Shooting between his gig hosting Ten’s late news and stints on The Project, making the series was gruelling, and not everything went according to plan. In the first episode, we get an insight into the frustrations of the journalistic process in Arizona as the production team struggles to track down one vet who’d previously committed to an interview (stay tuned to the end of the story to see what happened to him). It was important that that part of the process made the cut. “There’s a kind of conceit in the way that we tend to make television – it gets pre-packaged and formulaic,” says Macdonald. “And the reality of filming in all of these locations is that it never goes according to plan, it always turns to shit. I think people are media-savvy enough to know that it’s never perfect. So, where it works, where it helps the narrative and where it helps people understand the situation, we decided to leave it in.”
Macdonald knows he opens himself up to criticisms from some corners of the journalism world for putting himself so squarely in the frame as he tells the story – similar criticisms have been levelled at journalists like CNN’s Anderson Cooper in the past, who blur the line between story maker and teller. While as a journalist with a very traditional background he admits he has “reservations”, Macdonald says he also has a responsibility to “engage people and get people interested in these stories with whatever vehicles are at our disposal.” And he’s quick to point out that this approach is nothing new.

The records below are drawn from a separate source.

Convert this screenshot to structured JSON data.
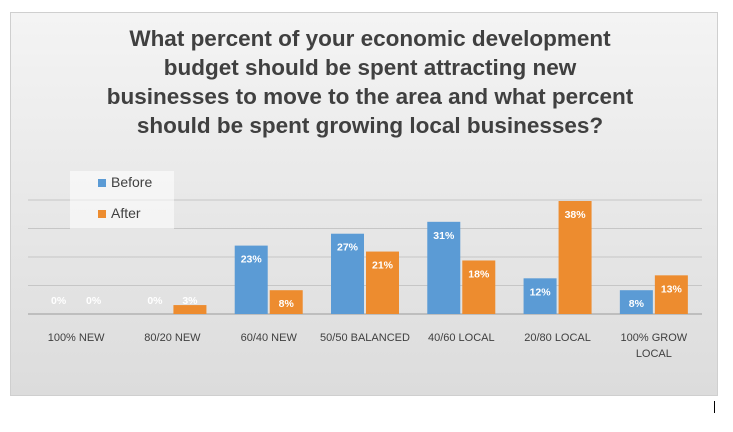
{
  "chart_data": {
    "type": "bar",
    "title_lines": [
      "What percent of your economic development",
      "budget should be spent attracting new",
      "businesses to move to the area and what percent",
      "should be spent growing local businesses?"
    ],
    "categories": [
      [
        "100% NEW"
      ],
      [
        "80/20 NEW"
      ],
      [
        "60/40 NEW"
      ],
      [
        "50/50 BALANCED"
      ],
      [
        "40/60 LOCAL"
      ],
      [
        "20/80 LOCAL"
      ],
      [
        "100% GROW",
        "LOCAL"
      ]
    ],
    "series": [
      {
        "name": "Before",
        "color": "#5b9bd5",
        "values": [
          0,
          0,
          23,
          27,
          31,
          12,
          8
        ],
        "labels": [
          "0%",
          "0%",
          "23%",
          "27%",
          "31%",
          "12%",
          "8%"
        ]
      },
      {
        "name": "After",
        "color": "#ed8c2f",
        "values": [
          0,
          3,
          8,
          21,
          18,
          38,
          13
        ],
        "labels": [
          "0%",
          "3%",
          "8%",
          "21%",
          "18%",
          "38%",
          "13%"
        ]
      }
    ],
    "ylim": [
      0,
      40
    ],
    "grid": true,
    "legend_position": "top-left"
  }
}
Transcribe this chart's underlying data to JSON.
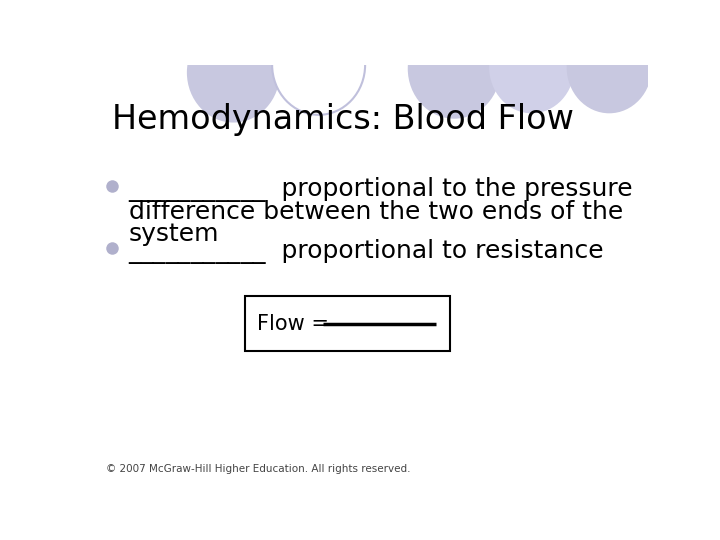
{
  "title": "Hemodynamics: Blood Flow",
  "title_fontsize": 24,
  "line1": "___________  proportional to the pressure",
  "line2": "difference between the two ends of the",
  "line3": "system",
  "line4": "___________  proportional to resistance",
  "box_label": "Flow = ",
  "footnote": "© 2007 McGraw-Hill Higher Education. All rights reserved.",
  "bg_color": "#ffffff",
  "text_color": "#000000",
  "bullet_color": "#b0b0cc",
  "circle_fill_1": "#c8c8e0",
  "circle_fill_2": "#ffffff",
  "circle_fill_3": "#d8d8ec",
  "circle_fill_4": "#d0d0e8",
  "circle_fill_5": "#c8c8e0",
  "line_fontsize": 18
}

“People are always forgetting some of the history of television journalism. You go back and watch Four Corners in the 1970s and 1980s. When Chris Masters broke all those stories about Queensland and corruption and the Joh Bjelke Petersen affair, it’s not so different in style from this. I don’t think we’re reinventing the wheel.” And while Macdonald is certainly the story-leader on The Truth Is? – and some ladies will be delighted to know there’s a shot of him in his undies getting ready to suit up when he visits the Chernobyl nuclear reactor – he never puts himself at the story’s centre.
That spot is reserved for people like Jesse, who left an indelible impression on Macdonald. When he met the Arizonan, he wondered what he’d have in common with a former sniper who believed the president was a Muslim. After eight days with him – and a pedicure – they’d formed a tight bond. When we spoke with Macdonald for this story, he was waiting on a DVD of Chopper he’d ordered to send over to the big Mark Reid fan, along with a copy of The Truth Is?’s first episode. And one more thing: “He gave me a lot of shit about wearing skinny jeans, so I sent him a pair in the care package.”
The Truth Is? starts Monday June 3, 8.30pm on Channel 10.